Publications

Владимир Ильич Иохельсон – материалы к биографии

Nikolai Vakhtin

Materials for the biography of Waldemar Jochelson, compiled by Nikolai Vakhtin
2024, Fürstenberg: Kulturstiftung Sibirien 
155 pp., 16 x 22,5 cm
ISBN: 978-3-942883-93-1
Euro 34; Hardcover

Materials for the BIography of Waldemar Jochelson

Compiled by Nikolai Vakhtin

This book is a collection of materials for a (future) biography of Waldemar Jochelson (1856-1937) collected and compiled from various sources, mostly Russian and US archives. Jochelson’s was a long and turbulent life: he was a revolutionary and a terrorist, a prisoner and an exile, an ethnographer and journalist; he was known under several names, he was married twice, but had no children; he lived in Russia and France, Germany and the United States.
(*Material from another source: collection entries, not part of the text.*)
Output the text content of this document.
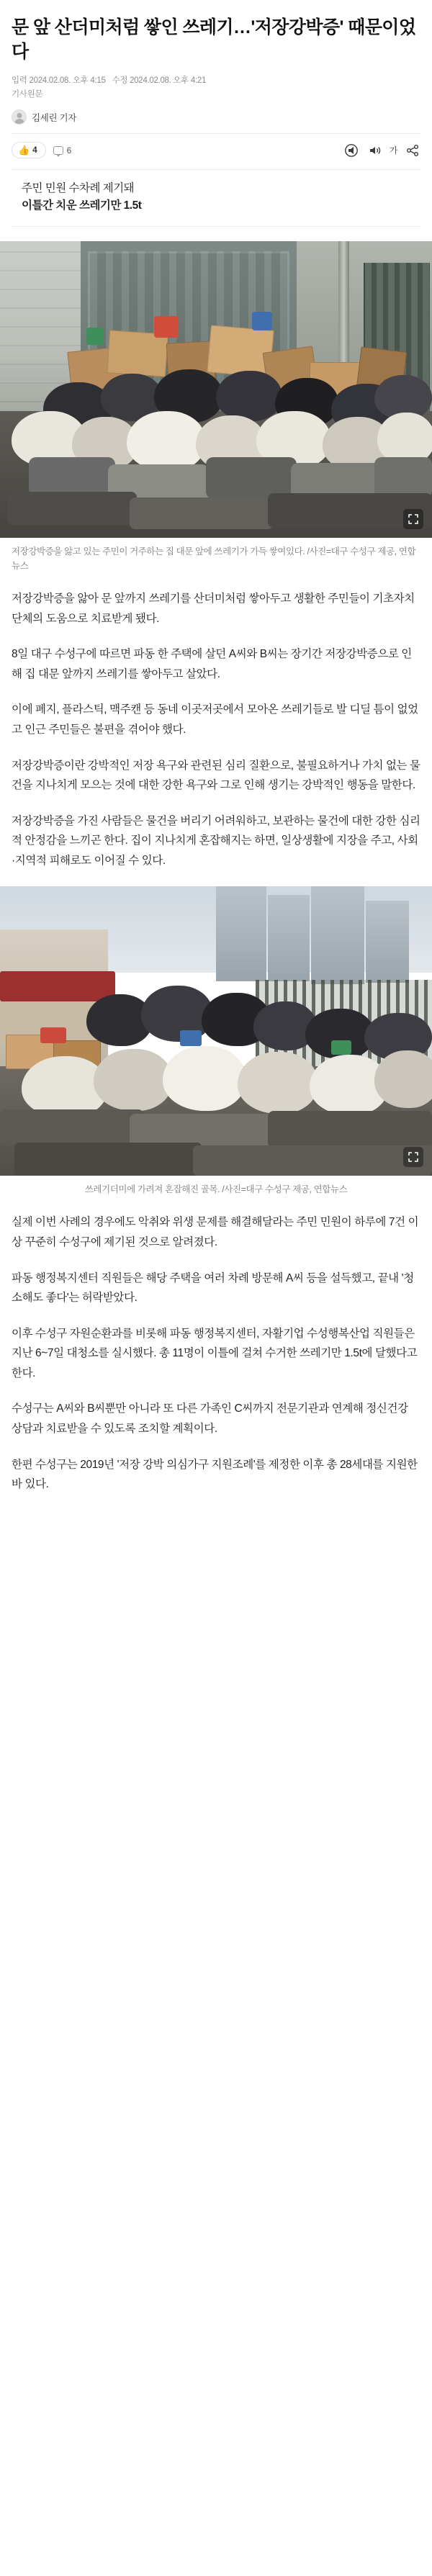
문 앞 산더미처럼 쌓인 쓰레기…'저장강박증' 때문이었다
입력 2024.02.08. 오후 4:15 수정 2024.02.08. 오후 4:21
기사원문
김세린 기자
👍 4	6	가
주민 민원 수차례 제기돼
이틀간 치운 쓰레기만 1.5t
저장강박증을 앓고 있는 주민이 거주하는 집 대문 앞에 쓰레기가 가득 쌓여있다. /사진=대구 수성구 제공, 연합뉴스

저장강박증을 앓아 문 앞까지 쓰레기를 산더미처럼 쌓아두고 생활한 주민들이 기초자치단체의 도움으로 치료받게 됐다.

8일 대구 수성구에 따르면 파동 한 주택에 살던 A씨와 B씨는 장기간 저장강박증으로 인해 집 대문 앞까지 쓰레기를 쌓아두고 살았다.

이에 폐지, 플라스틱, 맥주캔 등 동네 이곳저곳에서 모아온 쓰레기들로 발 디딜 틈이 없었고 인근 주민들은 불편을 겪어야 했다.

저장강박증이란 강박적인 저장 욕구와 관련된 심리 질환으로, 불필요하거나 가치 없는 물건을 지나치게 모으는 것에 대한 강한 욕구와 그로 인해 생기는 강박적인 행동을 말한다.

저장강박증을 가진 사람들은 물건을 버리기 어려워하고, 보관하는 물건에 대한 강한 심리적 안정감을 느끼곤 한다. 집이 지나치게 혼잡해지는 하면, 일상생활에 지장을 주고, 사회·지역적 피해로도 이어질 수 있다.

쓰레기더미에 가려져 혼잡해진 골목. /사진=대구 수성구 제공, 연합뉴스

실제 이번 사례의 경우에도 악취와 위생 문제를 해결해달라는 주민 민원이 하루에 7건 이상 꾸준히 수성구에 제기된 것으로 알려졌다.

파동 행정복지센터 직원들은 해당 주택을 여러 차례 방문해 A씨 등을 설득했고, 끝내 '청소해도 좋다'는 허락받았다.

이후 수성구 자원순환과를 비롯해 파동 행정복지센터, 자활기업 수성행복산업 직원들은 지난 6~7일 대청소를 실시했다. 총 11명이 이틀에 걸쳐 수거한 쓰레기만 1.5t에 달했다고 한다.

수성구는 A씨와 B씨뿐만 아니라 또 다른 가족인 C씨까지 전문기관과 연계해 정신건강 상담과 치료받을 수 있도록 조치할 계획이다.

한편 수성구는 2019년 '저장 강박 의심가구 지원조례'를 제정한 이후 총 28세대를 지원한 바 있다.
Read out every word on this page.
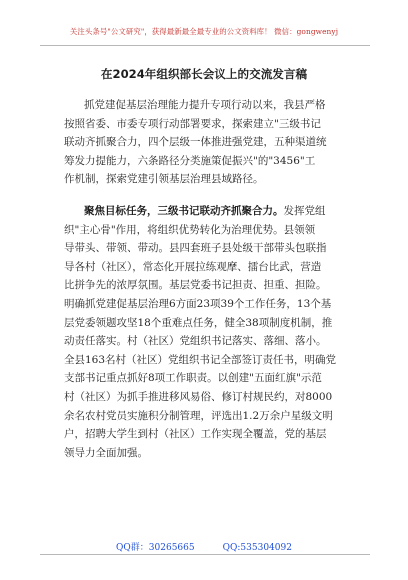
关注头条号"公文研究"，获得最新最全最专业的公文资料库！ 微信：gongwenyj
在2024年组织部长会议上的交流发言稿
抓党建促基层治理能力提升专项行动以来，我县严格
按照省委、市委专项行动部署要求，探索建立"三级书记
联动齐抓聚合力，四个层级一体推进强党建，五种渠道统
筹发力提能力，六条路径分类施策促振兴"的"3456"工
作机制，探索党建引领基层治理县域路径。
聚焦目标任务，三级书记联动齐抓聚合力。发挥党组
织"主心骨"作用，将组织优势转化为治理优势。县领领
导带头、带领、带动。县四套班子县处级干部带头包联指
导各村（社区），常态化开展拉练观摩、擂台比武，营造
比拼争先的浓厚氛围。基层党委书记担责、担重、担险。
明确抓党建促基层治理6方面23项39个工作任务，13个基
层党委领题攻坚18个重难点任务，健全38项制度机制，推
动责任落实。村（社区）党组织书记落实、落细、落小。
全县163名村（社区）党组织书记全部签订责任书，明确党
支部书记重点抓好8项工作职责。以创建"五面红旗"示范
村（社区）为抓手推进移风易俗、修订村规民约，对8000
余名农村党员实施积分制管理，评选出1.2万余户星级文明
户，招聘大学生到村（社区）工作实现全覆盖，党的基层
领导力全面加强。
QQ群：30265665	QQ:535304092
He took part in three famous ethnographic expeditions: the Sibiryakov expedition (1894-96), the Jesup expedition (1899-1901), and the Ryabushinsky expedition (1909-1911). He authored several ethnographic books on indigenous Siberian minorities: Yukaghirs and Evens, Koryaks and Yakuts; these books are now considered classical.

The book begins with an extensive introduction where many new archival sources are described and analyzed, allowing to considerably augment and refine details of Jochelson’s biography. The main section of the book presents a complete annotated list of Jochelson’s correspondence (around 350 letters, originally in three languages: Russian, German, and English). A preliminary chronology of Jochelson’s many travels and addresses follows, based on Jochelson’s letters that usually have dates and return addresses carefully indicated. The next section of the book presents an index of archival materials on Jochelson in several Russian and US archives, with exact references to specific collections and funds. The last two sections of the book provide a complete bibliography of Jochelson’s works (from his first article published in 1893 to posthumous editions of his books), and a separate list of research works about Jochelson. In the appendix, a shorter version of an earlier article is reprinted which describes the story of Jochelson’s failed return from the United States to the Soviet Russia in 1927.